My quote comes from this Langston Hughes poem called "Mother to Son," and it's the last line. And I say it to myself all the time. The mother is talking to her son, and she says, "I'm still climbing. And life for me ain't been no crystal stair. I'm still climbing." It just resonates so deeply with me. Anytime I'm feeling like I had a tough day, I think of the whole poem, and I keep going.
What is a book that inspires you, and why?
Personal History, by Katharine Graham, the first female publisher of the Washington Post. I recommend it to any woman for professional motivation. It is such an incredible book that really shows you the techniques can be your own, the style of leadership can be your own -- as long as you lead. And she really did. She had so much courage and so much discipline and really did lead the company and the paper to be wildly successful. [What I learned from that book] is that leadership doesn't have to look like what we consider [to be the stereotype of a strong leader]. She was so open about her vulnerability, indecision and questioning.
Was there someone who really encouraged you about your ability to launch a company?

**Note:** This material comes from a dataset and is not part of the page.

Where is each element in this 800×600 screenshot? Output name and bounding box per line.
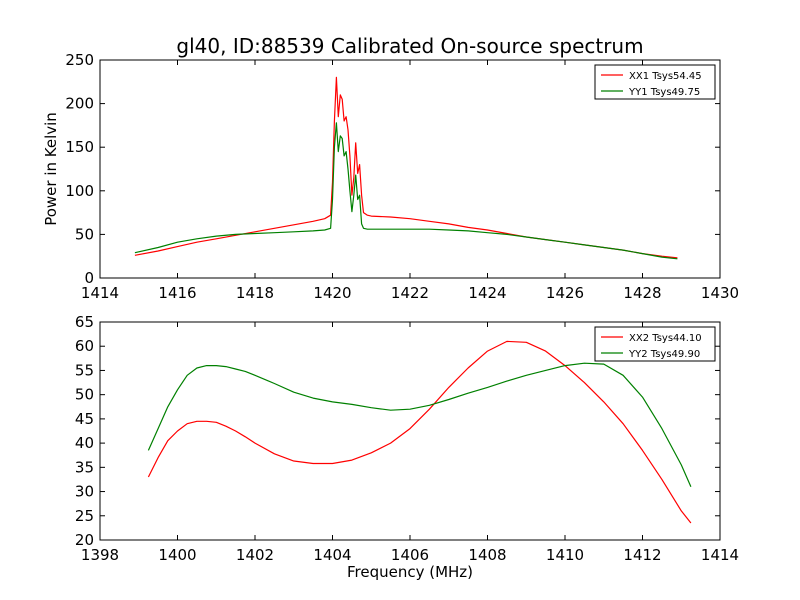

Before I was an entrepreneur I read this book Buffett: The Making of an American Capitalist. It's by Roger Lowenstein, and I was inspired after I read that book to write Warren Buffett a letter, and he wrote me back. When I saw the message in the mail, I almost fell over. And it was really such a turning point in my thinking about what was possible. From then on I really tried to follow this feeling of being deeply inspired and creative. It was like 2005 or 2006. I kept writing him, and he wrote me back a few times and invited me to the annual meeting. It was just wild. It was so random and so crazy, but it really did give me this incredible feeling that other crazy things might be possible, too.
Who is a woman that inspires you, and why?
Madam CJ Walker. She inspires me because not only is she African-American, but she was also the first self-made woman millionaire in America. Period. So to do that [and run her haircare company] in the 1900s is very motivational to me. [If I have a tough day, I look at her and think] I'm pretty sure you can do this.
Related: The Muse Co-Founder Alexandra Cavoulacos on Why 'It's Kind of Fun to Do the Impossible'
What inspires you at work?
As a CEO of a startup that's now transitioning to more of a growth-stage company, it's definitely my inspiration that keeps changing, because the job keeps changing. I would say that now I am most inspired just by seeing the light bulb turn on in someone on the team. It's such an incredible feeling. They're motivated, they are working hard and it's totally from their own engine. When that happens I feel so excited, not just because they're going to do a good job at Sweeten -- of course I want them to do a good job here -- but I hope that [light] stays on in them forever. Maybe it's similar to like what a teacher feels like.
Are there lessons from earlier bosses or mentors that you think back on when you need an extra boost or bit of encouragement?
My first boss was Elizabeth O'Donnell. She was my structures teacher at Cooper Union. who hired me and gave me my first job. And she continued to work at Cooper Union and became the interim dean while we were looking for another dean. Elizabeth worked really hard for that place, and it was never about getting her name out there or being a name-brand architect.
[She taught me] to be committed to the overall good and mission of the vision, not your personal seat on the journey. At Cooper Union, Elizabeth has been a student, a teacher, the associate dean, the dean and back to associate dean again. She is deeply committed to the school and its students, but she's never focused on the role or title, just the impact she can have. To me, her career is the embodiment of this quote from Harry Truman. "It is amazing what you can accomplish if you do not care who gets the credit."
Who or what has inspired you to be a better person?
My grandmothers. I am named after both my grandmothers. Jean is my mother's mother. And Virginia is my father's mother. They both had pretty extraordinary lives. My mom's mom was in the Blitz in London with two small children, and she ended up emigrating to this country. My dad's mom was a domestic worker in the South who never was able to learn how to read or write. I can't not think about them every day, because my first name is Jean Virginia.
For those women who are looking to start a business, or have begun one but are feeling discouraged, what advice do you have for them to keep going?
With tech startups, entrepreneurs often talk a lot about scaling their business. However, most of them have internalized this concept incorrectly. They think "scaling" is about the tech platform working when many people are using it. But that's not the hard part, at least not anymore with services like Amazon.
The key is to work on scaling your value proposition and having it resonate with a lot of people. If you get that right, all the technical issues will then make themselves obvious, which makes them easy to fix. You'll see where the water has broken through and can reinforce that area, instead of spending a bunch of time on the entire dam.